Client Discovery (`7359/udp`) - Allows clients to discover Jellyfin on the local network. A broadcast message to this port with "Who is Jellyfin Server?" will get a JSON response that includes the server address, ID, and name.
The [official documentation for environmentals](https://jellyfin.org/docs/general/administration/configuration.html) has additional environmentals that can provide additional configurability such as migrating to the native Jellyfin image.
When using volumes (`-v` flags), permissions issues can arise between the host OS and the container, we avoid this issue by allowing you to specify the user `PUID` and group `PGID`.

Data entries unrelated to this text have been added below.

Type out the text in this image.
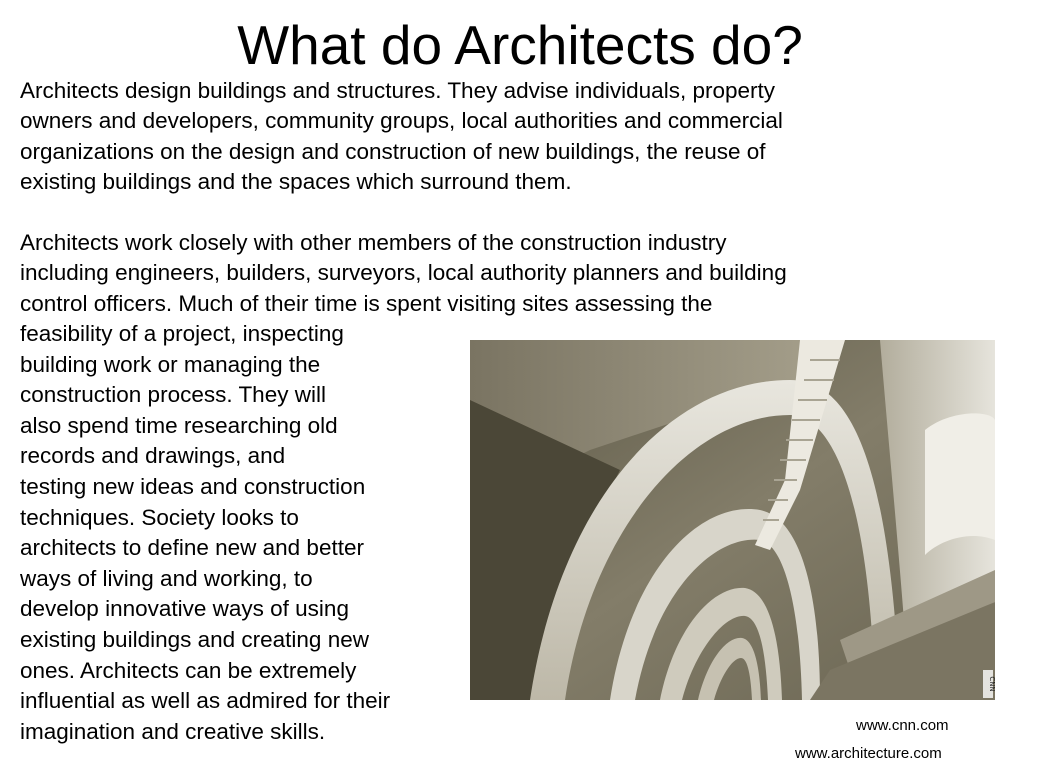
What do Architects do?
Architects design buildings and structures. They advise individuals, property
owners and developers, community groups, local authorities and commercial
organizations on the design and construction of new buildings, the reuse of
existing buildings and the spaces which surround them.
Architects work closely with other members of the construction industry
including engineers, builders, surveyors, local authority planners and building
control officers. Much of their time is spent visiting sites assessing the
feasibility of a project, inspecting
building work or managing the
construction process. They will
also spend time researching old
records and drawings, and
testing new ideas and construction
techniques. Society looks to
architects to define new and better
ways of living and working, to
develop innovative ways of using
existing buildings and creating new
ones. Architects can be extremely
influential as well as admired for their
imagination and creative skills.
CNN
www.cnn.com
www.architecture.com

[![Docker Mods](https://img.shields.io/badge/dynamic/yaml?color=94398d&labelColor=555555&logoColor=ffffff&style=for-the-badge&label=jellyfin&query=%24.mods%5B%27jellyfin%27%5D.mod_count&url=https%3A%2F%2Fraw.githubusercontent.com%2Flinuxserver%2Fdocker-mods%2Fmaster%2Fmod-list.yml)](https://mods.linuxserver.io/?mod=jellyfin "view available mods for this container.") [![Docker Universal Mods](https://img.shields.io/badge/dynamic/yaml?color=94398d&labelColor=555555&logoColor=ffffff&style=for-the-badge&label=universal&query=%24.mods%5B%27universal%27%5D.mod_count&url=https%3A%2F%2Fraw.githubusercontent.com%2Flinuxserver%2Fdocker-mods%2Fmaster%2Fmod-list.yml)](https://mods.linuxserver.io/?mod=universal "view available universal mods.")
We publish various [Docker Mods](https://github.com/linuxserver/docker-mods) to enable additional functionality within the containers. The list of Mods available for this image (if any) as well as universal mods that can be applied to any one of our images can be accessed via the dynamic badges above.